Batch Processing
fast-agent batch run processes row-oriented inputs and writes one JSONL envelope per row.
Inputs
Use --input with a local .jsonl, .csv, or .parquet file, or with an hf:// URI for a Hugging Face dataset:
uv run fast-agent batch run \
--input hf://datasets/evalstate/my-dataset/data/train.jsonl \
--output out.jsonl \
--model passthrough
Supported input formats:
| Source | Supported formats | Notes |
|---|---|---|
| Local filesystem | .jsonl, .csv, .parquet |
JSONL rows must be JSON objects. CSV rows are dictionaries keyed by header name. Parquet rows are read with DuckDB. |
hf:// Hugging Face dataset |
.jsonl, .csv, parquet |
Use hf://datasets/owner/name to read the dataset viewer parquet files, or point at a specific file such as hf://datasets/owner/name/path/file.parquet. If a repo has a single JSONL/CSV file, that file is used before the parquet fallback. |
| DuckDB | Python package or CLI | Parquet input requires either the duckdb Python package or a duckdb CLI on PATH. Install fast-agent-mcp[batch-parquet] to add the Python package. |
Dataset-level Hugging Face parquet inputs can be filtered by config and split:
uv run fast-agent batch run \
--input 'hf://datasets/evalstate/my-dataset?config=default&split=train' \
--output out.jsonl \
--model passthrough
Each loaded row becomes the template context. Column names are available as template variables, and {{row_json}} renders the complete row:
For CSV input, all values are strings because they come from CSV fields. JSONL preserves the JSON value types.
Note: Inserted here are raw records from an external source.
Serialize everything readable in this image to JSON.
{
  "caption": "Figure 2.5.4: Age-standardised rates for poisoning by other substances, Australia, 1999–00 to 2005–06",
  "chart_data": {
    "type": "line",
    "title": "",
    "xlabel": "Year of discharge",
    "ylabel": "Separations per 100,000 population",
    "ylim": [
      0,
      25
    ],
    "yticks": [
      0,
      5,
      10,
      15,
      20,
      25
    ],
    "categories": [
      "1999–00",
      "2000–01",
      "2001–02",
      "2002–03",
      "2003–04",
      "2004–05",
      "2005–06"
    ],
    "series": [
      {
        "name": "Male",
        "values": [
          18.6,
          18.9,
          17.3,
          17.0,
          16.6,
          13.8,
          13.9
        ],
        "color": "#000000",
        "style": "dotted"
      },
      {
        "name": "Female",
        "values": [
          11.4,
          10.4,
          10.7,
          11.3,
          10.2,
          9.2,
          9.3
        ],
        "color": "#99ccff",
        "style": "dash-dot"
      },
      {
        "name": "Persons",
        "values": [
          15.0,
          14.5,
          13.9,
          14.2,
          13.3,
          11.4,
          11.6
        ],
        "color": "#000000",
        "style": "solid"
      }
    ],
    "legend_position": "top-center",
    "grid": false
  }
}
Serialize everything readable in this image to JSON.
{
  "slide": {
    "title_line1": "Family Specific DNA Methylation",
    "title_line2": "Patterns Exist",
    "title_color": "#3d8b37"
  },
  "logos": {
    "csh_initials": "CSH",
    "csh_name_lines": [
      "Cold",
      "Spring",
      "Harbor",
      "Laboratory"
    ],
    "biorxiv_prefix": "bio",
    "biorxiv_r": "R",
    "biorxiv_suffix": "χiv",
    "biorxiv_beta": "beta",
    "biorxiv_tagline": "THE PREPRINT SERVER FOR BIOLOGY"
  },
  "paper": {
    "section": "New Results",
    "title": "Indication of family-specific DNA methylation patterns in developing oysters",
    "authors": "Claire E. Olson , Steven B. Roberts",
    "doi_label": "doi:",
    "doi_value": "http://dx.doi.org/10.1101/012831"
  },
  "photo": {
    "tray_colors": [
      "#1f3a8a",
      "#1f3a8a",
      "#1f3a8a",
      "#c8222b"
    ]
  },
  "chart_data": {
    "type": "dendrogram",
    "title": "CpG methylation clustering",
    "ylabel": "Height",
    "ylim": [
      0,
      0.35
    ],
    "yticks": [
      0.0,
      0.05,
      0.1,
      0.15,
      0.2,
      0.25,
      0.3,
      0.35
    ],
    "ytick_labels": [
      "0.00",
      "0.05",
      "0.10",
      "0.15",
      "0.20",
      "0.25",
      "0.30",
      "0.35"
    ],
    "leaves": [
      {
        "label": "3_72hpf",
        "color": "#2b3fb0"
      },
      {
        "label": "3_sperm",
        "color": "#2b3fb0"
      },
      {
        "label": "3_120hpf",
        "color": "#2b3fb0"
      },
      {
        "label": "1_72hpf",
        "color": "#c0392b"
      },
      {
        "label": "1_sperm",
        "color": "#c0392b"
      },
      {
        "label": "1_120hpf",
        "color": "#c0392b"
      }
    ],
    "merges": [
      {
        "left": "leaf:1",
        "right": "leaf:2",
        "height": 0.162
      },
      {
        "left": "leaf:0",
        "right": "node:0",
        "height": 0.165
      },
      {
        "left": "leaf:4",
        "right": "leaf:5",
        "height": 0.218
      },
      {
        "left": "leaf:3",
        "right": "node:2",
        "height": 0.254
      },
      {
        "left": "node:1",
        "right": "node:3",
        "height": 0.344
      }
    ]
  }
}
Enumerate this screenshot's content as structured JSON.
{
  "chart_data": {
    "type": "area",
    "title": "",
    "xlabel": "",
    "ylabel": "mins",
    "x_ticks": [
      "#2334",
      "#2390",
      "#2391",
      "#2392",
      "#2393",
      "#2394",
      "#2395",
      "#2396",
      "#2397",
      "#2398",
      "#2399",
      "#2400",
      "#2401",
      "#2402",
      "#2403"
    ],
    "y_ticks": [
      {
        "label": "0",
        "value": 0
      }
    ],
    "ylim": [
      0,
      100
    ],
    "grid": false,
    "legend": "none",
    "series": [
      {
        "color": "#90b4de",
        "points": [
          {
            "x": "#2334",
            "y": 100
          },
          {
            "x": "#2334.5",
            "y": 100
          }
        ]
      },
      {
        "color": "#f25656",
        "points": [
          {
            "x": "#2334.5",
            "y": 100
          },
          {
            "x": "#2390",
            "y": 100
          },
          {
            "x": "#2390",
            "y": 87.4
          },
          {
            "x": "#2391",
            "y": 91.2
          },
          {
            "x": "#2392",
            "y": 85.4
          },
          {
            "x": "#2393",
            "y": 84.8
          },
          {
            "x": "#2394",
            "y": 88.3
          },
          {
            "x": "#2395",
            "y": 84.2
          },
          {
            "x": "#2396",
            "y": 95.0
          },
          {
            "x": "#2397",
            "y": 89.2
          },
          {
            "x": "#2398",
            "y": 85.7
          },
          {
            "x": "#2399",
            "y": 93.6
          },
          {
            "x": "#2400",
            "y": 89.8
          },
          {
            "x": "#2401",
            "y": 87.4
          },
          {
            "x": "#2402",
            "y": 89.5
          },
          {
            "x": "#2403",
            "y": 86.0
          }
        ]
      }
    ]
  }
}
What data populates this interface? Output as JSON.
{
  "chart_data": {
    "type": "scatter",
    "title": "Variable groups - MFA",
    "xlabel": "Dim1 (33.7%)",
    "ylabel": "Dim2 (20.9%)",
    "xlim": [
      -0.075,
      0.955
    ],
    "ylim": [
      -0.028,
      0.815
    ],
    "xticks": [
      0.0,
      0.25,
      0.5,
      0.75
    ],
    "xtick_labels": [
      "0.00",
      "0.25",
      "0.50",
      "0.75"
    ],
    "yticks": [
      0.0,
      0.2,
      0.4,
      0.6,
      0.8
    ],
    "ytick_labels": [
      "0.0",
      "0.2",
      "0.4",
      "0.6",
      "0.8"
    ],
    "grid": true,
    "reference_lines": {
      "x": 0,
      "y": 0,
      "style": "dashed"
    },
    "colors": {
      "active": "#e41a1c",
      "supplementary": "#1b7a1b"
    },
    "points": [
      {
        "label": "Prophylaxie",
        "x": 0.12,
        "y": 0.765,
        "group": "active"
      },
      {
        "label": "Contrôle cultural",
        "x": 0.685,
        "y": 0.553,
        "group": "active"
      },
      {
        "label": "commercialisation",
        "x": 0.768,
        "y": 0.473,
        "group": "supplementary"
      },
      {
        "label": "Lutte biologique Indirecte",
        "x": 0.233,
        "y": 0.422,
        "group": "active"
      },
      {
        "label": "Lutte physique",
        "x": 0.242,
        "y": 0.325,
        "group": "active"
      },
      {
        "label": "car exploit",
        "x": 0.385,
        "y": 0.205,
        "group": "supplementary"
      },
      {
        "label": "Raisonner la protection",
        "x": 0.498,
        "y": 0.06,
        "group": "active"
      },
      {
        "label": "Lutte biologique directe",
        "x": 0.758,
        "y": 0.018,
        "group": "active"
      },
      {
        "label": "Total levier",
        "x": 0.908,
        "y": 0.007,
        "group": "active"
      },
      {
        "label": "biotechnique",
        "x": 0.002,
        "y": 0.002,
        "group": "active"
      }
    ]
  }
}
Parquet scalar values are normalized for JSON output and templates; dates/times become ISO strings, decimals become strings, and bytes are decoded as UTF-8 with replacement for invalid bytes.
Hugging Face Output
--hf-dataset currently applies to exported trace artifacts, not result JSONL output. Use it with --export-traces:
uv run fast-agent batch run \
--input rows.jsonl \
--output out.jsonl \
--export-traces traces/ \
--hf-dataset owner/trace-dataset
Appending and de-duplicating result rows into a Hugging Face dataset is not implemented yet.